Xavier tidak peduli dengan perkataan Helen dan tetap berpegang teguh pada ucapannya, karena ia sendiri bingung ada apa dengan Helen.
Akhirnya Helen berhasil kabur dari Xavier. Ia merasa sangat senang karena bisa bebas dari pria itu. Sementara Xavier hanya tersenyum, merasa wanita kecilnya itu sangat lucu hingga ia kehabisan kata-kata.
“Helen, kenapa sih kamu lucu banget? Aku capek sama kamu,” gumam Xavier.
Flashback
Helen adalah anak sebatang kara yang dulu berjualan permen keliling. Suatu hari, tanpa sengaja ia bertemu dengan Xavier muda.
Helen merasa kasihan melihat Xavier yang penuh luka. Akhirnya, ia berinisiatif untuk membantu. Walau Xavier bingung kenapa anak sekecil itu tidak takut melihat pria dengan luka dan jahitan di lengannya, ia hanya diam.

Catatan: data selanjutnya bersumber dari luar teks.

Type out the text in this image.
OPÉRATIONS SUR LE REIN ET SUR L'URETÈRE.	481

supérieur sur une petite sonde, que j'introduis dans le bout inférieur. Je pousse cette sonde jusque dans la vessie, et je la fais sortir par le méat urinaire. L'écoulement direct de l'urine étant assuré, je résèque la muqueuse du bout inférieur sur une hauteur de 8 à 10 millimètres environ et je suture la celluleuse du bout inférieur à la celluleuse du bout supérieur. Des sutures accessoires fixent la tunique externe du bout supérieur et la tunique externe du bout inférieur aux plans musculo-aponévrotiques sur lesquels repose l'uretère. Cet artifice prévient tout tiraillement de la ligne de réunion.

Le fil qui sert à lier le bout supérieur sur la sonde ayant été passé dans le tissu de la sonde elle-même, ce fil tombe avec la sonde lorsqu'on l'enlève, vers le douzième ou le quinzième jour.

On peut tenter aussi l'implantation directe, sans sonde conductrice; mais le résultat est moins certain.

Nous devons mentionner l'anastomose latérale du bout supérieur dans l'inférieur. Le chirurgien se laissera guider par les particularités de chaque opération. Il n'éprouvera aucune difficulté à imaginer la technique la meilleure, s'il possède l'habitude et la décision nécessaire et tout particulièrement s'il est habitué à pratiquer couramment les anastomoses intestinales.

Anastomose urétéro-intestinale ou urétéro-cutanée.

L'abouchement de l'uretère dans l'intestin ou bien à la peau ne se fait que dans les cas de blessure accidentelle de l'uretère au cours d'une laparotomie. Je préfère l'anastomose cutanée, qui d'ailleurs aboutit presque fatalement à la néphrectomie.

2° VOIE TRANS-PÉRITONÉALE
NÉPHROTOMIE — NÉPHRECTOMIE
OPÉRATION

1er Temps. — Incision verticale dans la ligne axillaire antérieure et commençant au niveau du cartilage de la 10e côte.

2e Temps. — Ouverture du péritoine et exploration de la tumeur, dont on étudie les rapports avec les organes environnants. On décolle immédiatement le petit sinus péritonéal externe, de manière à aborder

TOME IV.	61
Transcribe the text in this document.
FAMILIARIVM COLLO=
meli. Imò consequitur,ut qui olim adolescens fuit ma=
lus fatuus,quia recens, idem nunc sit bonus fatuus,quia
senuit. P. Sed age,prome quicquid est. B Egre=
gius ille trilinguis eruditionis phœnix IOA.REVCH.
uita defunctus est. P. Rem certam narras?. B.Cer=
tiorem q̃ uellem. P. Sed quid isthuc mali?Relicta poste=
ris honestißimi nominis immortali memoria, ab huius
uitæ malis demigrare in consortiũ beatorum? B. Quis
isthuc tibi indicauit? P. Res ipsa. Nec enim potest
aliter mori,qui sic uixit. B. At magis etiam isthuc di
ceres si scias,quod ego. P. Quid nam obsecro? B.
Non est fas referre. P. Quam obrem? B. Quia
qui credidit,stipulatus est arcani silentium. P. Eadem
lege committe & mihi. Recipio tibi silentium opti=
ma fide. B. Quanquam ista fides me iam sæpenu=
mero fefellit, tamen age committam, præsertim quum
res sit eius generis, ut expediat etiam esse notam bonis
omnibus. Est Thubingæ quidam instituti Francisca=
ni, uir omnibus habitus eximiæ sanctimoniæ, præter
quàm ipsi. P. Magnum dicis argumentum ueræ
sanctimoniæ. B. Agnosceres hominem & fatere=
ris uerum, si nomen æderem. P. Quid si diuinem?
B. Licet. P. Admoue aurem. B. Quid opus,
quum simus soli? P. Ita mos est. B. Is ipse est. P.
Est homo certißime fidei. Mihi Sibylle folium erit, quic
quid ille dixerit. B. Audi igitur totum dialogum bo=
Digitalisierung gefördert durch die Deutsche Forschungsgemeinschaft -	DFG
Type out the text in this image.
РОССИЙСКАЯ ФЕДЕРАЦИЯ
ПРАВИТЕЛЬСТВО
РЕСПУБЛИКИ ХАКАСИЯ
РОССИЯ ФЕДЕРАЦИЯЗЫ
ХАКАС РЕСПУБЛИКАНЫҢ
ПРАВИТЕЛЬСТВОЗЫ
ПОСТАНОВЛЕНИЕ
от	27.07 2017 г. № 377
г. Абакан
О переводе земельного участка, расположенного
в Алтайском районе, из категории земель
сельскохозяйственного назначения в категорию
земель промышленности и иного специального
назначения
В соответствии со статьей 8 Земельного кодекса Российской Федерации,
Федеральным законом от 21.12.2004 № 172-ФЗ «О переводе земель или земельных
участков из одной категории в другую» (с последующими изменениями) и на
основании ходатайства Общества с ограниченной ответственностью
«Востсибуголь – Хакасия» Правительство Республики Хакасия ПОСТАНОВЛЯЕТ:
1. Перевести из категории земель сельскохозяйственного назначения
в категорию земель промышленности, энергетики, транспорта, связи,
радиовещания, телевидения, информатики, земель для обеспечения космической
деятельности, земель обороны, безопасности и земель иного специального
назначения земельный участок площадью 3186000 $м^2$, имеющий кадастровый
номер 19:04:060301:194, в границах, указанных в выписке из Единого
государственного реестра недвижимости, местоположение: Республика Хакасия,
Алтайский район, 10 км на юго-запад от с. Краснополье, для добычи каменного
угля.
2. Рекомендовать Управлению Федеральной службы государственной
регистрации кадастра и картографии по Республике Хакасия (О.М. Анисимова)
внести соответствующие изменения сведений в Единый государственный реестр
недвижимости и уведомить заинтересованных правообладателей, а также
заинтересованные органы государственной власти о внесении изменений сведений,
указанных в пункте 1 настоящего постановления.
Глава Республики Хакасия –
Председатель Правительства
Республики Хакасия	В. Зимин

“Om, kenapa kok banyak darah? Pasti sakit, ya? Sini om, saya obatin biar darahnya berhenti,” kata Helen polos.
Setelah Helen mengobatinya, Xavier hanya bisa diam tanpa berkata apa-apa. Ia bingung harus berbuat apa terhadap anak kecil ini.
Usai diobati, Helen tersenyum dan memberi Xavier sebuah permen.
“Ini, om. Biar cepat sembuh dan nggak sakit lagi. Permen ini pas banget buat om yang lagi sakit,” ucap Helen ceria.
Xavier merasa dirinya diperlakukan seperti anak kecil, tapi anehnya ia tidak marah. Justru ada rasa hangat dalam dirinya. Ia tidak bisa menolak anak kecil itu—entah kenapa Helen bisa menaklukkan hatinya.
Ketika melihat Helen kewalahan membawa banyak permen, Xavier memutuskan membeli semuanya.
“Sini, om beli permennya semua biar kamu bisa pulang,” katanya.
Helen senang dan menyerahkan semua permennya.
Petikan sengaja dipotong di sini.